I hope this helps anyone throughout their journey and good luck to everyone!

LINK – 267 days later…

By akig


 

UPDATE – My 1 year report with advice

1 year…. I️ never thought I’d say that. Before I️ started this journey I️ never thought I️ would get into NoFap. For me, PMO was an addiction that started to get out of hand. From the crippling loneliness to the severe depression to the anxiety, I️ thought I️ was far beyond change. Then I️ stumbled across NoFap and vowed that I️ would do my best to do something about myself.

This journey is not for the faint of heart. It is tough, and will kick you down even when you are already down. You have to be willing to make some extreme lifestyle changes in order to make it this far. Throughout this article, I️ will give some useful tips and what I️ went through during this ordeal.

So to begin, relapsing is not a bad thing. Relapsing is simply a mistake that many fapstronaughts make because of one little slip or urge. It happens to all of us. Before my streak, I️ relapsed maybe a total of 10 times before I️ decided it was enough. In order to combat the urges I️ did many things that I️ will get into in a little bit.

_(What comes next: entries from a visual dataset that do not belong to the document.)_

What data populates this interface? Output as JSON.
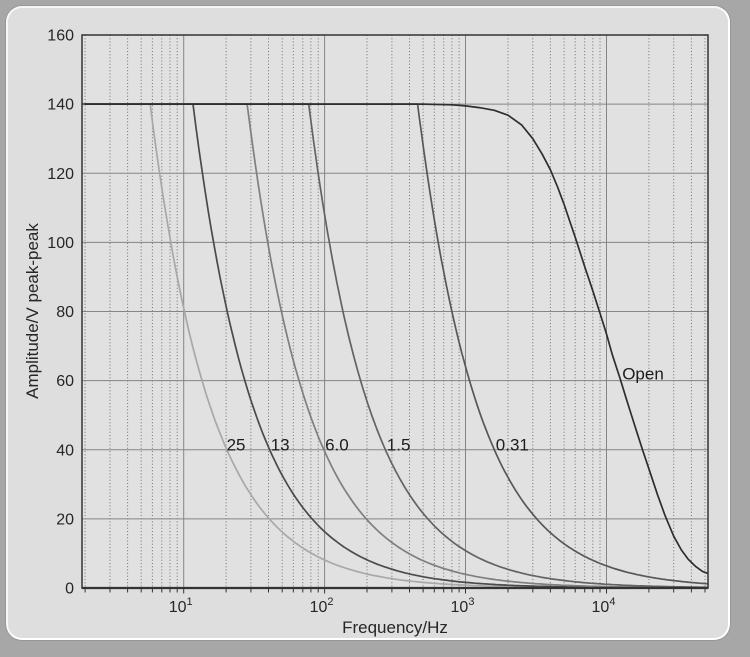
{
  "chart_data": {
    "type": "line",
    "title": "",
    "xlabel": "Frequency/Hz",
    "ylabel": "Amplitude/V peak-peak",
    "x_scale": "log",
    "xlim": [
      1.9,
      52500
    ],
    "ylim": [
      0,
      160
    ],
    "yticks": [
      0,
      20,
      40,
      60,
      80,
      100,
      120,
      140,
      160
    ],
    "xticks_major": [
      {
        "value": 10,
        "base": "10",
        "exp": "1"
      },
      {
        "value": 100,
        "base": "10",
        "exp": "2"
      },
      {
        "value": 1000,
        "base": "10",
        "exp": "3"
      },
      {
        "value": 10000,
        "base": "10",
        "exp": "4"
      }
    ],
    "grid": {
      "major": "solid",
      "minor_x": "dotted",
      "minor_y": "none"
    },
    "series": [
      {
        "name": "load-25",
        "label": "25",
        "model": "slew_limit",
        "plateau_v": 140,
        "k_v_hz": 810,
        "corner_hz": 5.8,
        "color": "#a8a8a8",
        "label_at": {
          "f": 19.2,
          "a": 41.5
        }
      },
      {
        "name": "load-13",
        "label": "13",
        "model": "slew_limit",
        "plateau_v": 140,
        "k_v_hz": 1630,
        "corner_hz": 11.6,
        "color": "#4a4a4a",
        "label_at": {
          "f": 39.5,
          "a": 41.5
        }
      },
      {
        "name": "load-6.0",
        "label": "6.0",
        "model": "slew_limit",
        "plateau_v": 140,
        "k_v_hz": 3950,
        "corner_hz": 28.2,
        "color": "#7f7f7f",
        "label_at": {
          "f": 96,
          "a": 41.5
        }
      },
      {
        "name": "load-1.5",
        "label": "1.5",
        "model": "slew_limit",
        "plateau_v": 140,
        "k_v_hz": 10800,
        "corner_hz": 77,
        "color": "#636363",
        "label_at": {
          "f": 263,
          "a": 41.5
        }
      },
      {
        "name": "load-0.31",
        "label": "0.31",
        "model": "slew_limit",
        "plateau_v": 140,
        "k_v_hz": 64000,
        "corner_hz": 457,
        "color": "#585858",
        "label_at": {
          "f": 1560,
          "a": 41.5
        }
      },
      {
        "name": "open",
        "label": "Open",
        "model": "points",
        "color": "#2e2e2e",
        "label_at": {
          "f": 12300,
          "a": 62
        },
        "points": [
          [
            2,
            140
          ],
          [
            200,
            140
          ],
          [
            500,
            140
          ],
          [
            800,
            139.8
          ],
          [
            1000,
            139.5
          ],
          [
            1250,
            139
          ],
          [
            1600,
            138.2
          ],
          [
            2000,
            136.8
          ],
          [
            2500,
            134
          ],
          [
            3000,
            130
          ],
          [
            3500,
            125.5
          ],
          [
            4000,
            121
          ],
          [
            4500,
            116
          ],
          [
            5000,
            111
          ],
          [
            5500,
            106
          ],
          [
            6000,
            101.5
          ],
          [
            7000,
            93
          ],
          [
            8000,
            86
          ],
          [
            9000,
            79.5
          ],
          [
            10000,
            73.5
          ],
          [
            11000,
            67.5
          ],
          [
            12500,
            60.5
          ],
          [
            14000,
            54
          ],
          [
            16000,
            46.5
          ],
          [
            18000,
            40
          ],
          [
            20000,
            34.5
          ],
          [
            23000,
            27
          ],
          [
            26000,
            21
          ],
          [
            30000,
            15
          ],
          [
            34000,
            11
          ],
          [
            38000,
            8.3
          ],
          [
            43000,
            6.2
          ],
          [
            48000,
            4.8
          ],
          [
            52500,
            4.2
          ]
        ]
      }
    ],
    "legend_position": "inline-curve-labels",
    "colors": {
      "page_bg": "#a7a7a7",
      "card_bg": "#dedede",
      "plot_bg": "#e1e1e1",
      "grid_major": "#858585",
      "grid_minor": "#6f6f6f",
      "axis": "#333333",
      "text": "#262626"
    }
  }
}
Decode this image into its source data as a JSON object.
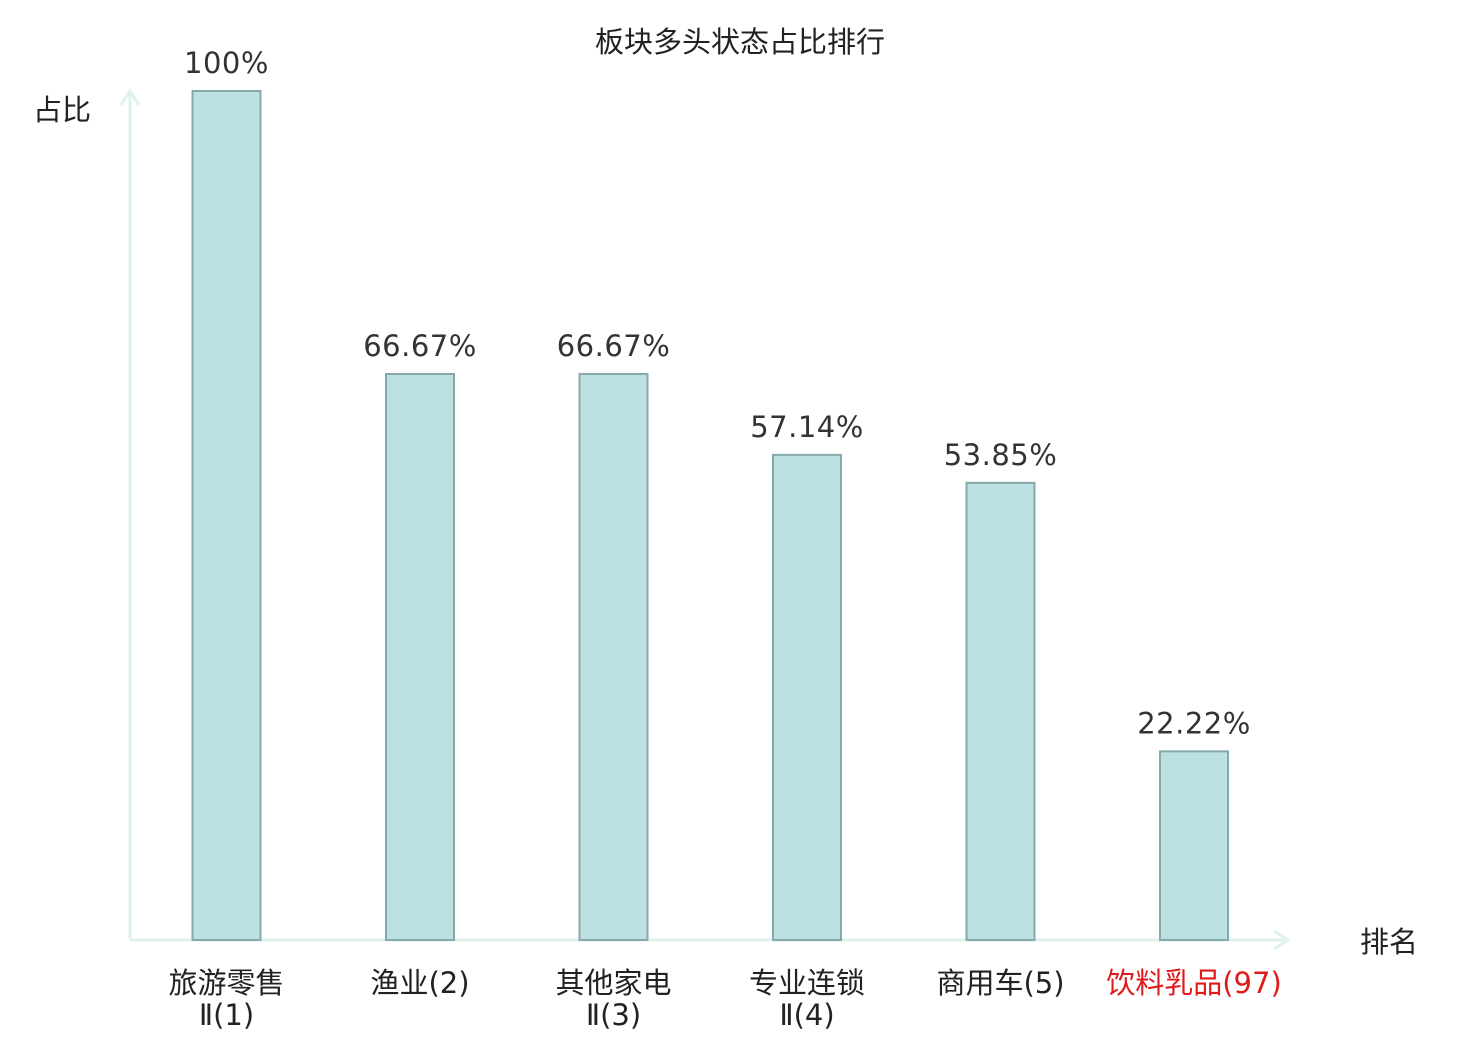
{
  "chart_data": {
    "type": "bar",
    "title": "板块多头状态占比排行",
    "ylabel": "占比",
    "xlabel": "排名",
    "ylim": [
      0,
      100
    ],
    "grid": false,
    "categories": [
      {
        "lines": [
          "旅游零售",
          "Ⅱ(1)"
        ],
        "highlight": false
      },
      {
        "lines": [
          "渔业(2)"
        ],
        "highlight": false
      },
      {
        "lines": [
          "其他家电",
          "Ⅱ(3)"
        ],
        "highlight": false
      },
      {
        "lines": [
          "专业连锁",
          "Ⅱ(4)"
        ],
        "highlight": false
      },
      {
        "lines": [
          "商用车(5)"
        ],
        "highlight": false
      },
      {
        "lines": [
          "饮料乳品(97)"
        ],
        "highlight": true
      }
    ],
    "values": [
      100,
      66.67,
      66.67,
      57.14,
      53.85,
      22.22
    ],
    "value_labels": [
      "100%",
      "66.67%",
      "66.67%",
      "57.14%",
      "53.85%",
      "22.22%"
    ],
    "colors": {
      "bar_fill": "#bde0e3",
      "bar_stroke": "#86a9ab",
      "axis": "#e0f2ef",
      "text": "#222222",
      "highlight_text": "#e0191b"
    }
  }
}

The next thing was the withdrawal symptoms I️ felt when I️ began. Days 1 to 120 were the worst for me. I️ had very brief periods of happiness during that time but when I️ did feel them, it motivated me to keep going. Some symptoms I felt were extreme irritability, severe depression with suicidal thoughts included (doesn’t happen for everyone), anxiety, restlessness, crippling loneliness, the feeling of something missing, brain fog (this one still happens even to this day), social withdrawal, and just anger. This sounds bad but what you get after is definitely worth the ordeal.

Now the so-called “superpowers” you get aren’t actually superpowers and I’ll tell you that now. The reason you get this is because you stop “treating yourself” with PMO and use that energy and newly found sex drive towards actual woman. For me, I️ got large libido, increased confidence, more periods of happiness, I️ actually felt my emotions (which is actually a good thing believe it or not), and I️ was more social with the opposite gender.

Now whenever I️ felt the withdrawal symptoms or an urge, the following are things I️ did to keep going:

1.) Whenever I️ felt an urge, I️ went out and distracted myself. You can’t just sit in a room with a laptop and phone and expect not to wind up browsing for porn or a picture. Even today I️ still get urges that are strong but I️ know what to do in order to forget about them

2.) Cold Showers – these were an absolute savior for me many many times. If you get an urge, jump in an ice cold shower and it will keep you mindful and make the urge pass.

3.) Exercise – this was another big one because I️ used the gym for all of the sexual urges I️ felt. It was something to redirect that energy towards

4.) Meditation – this was another big one for me. It helped ease the depression I️ felt and allowed me to see things from a different perspective. I️ highly recommend the app “Headspace” if you’re willing to meditate.

5.) Go out – meeting people and hanging out with friends can help with urges cause you can’t PMO around people. Plus socializing is proven to make people happier.

6.) Research – I️ have done extensive research into porn addiction and the effect it can have on your brain and it’s not good. Seeing this in many articles helped me keep going and also prevented a relapse at many times because I️ knew it would set me back.

7.) Know that whatever you’re feeling is temporary. The feelings of withdrawal always subside eventually. You must just keep moving forward.

The journey is filled with ups and downs but in the end, just know that you’re not alone with this journey as we have this forum to help guide us.

If anyone has any questions, feel free to ask and I️ can give any advice that people need.

Good luck to the rest of you!! As for me, I’m going to keep going and see what else life without PMO has to offer.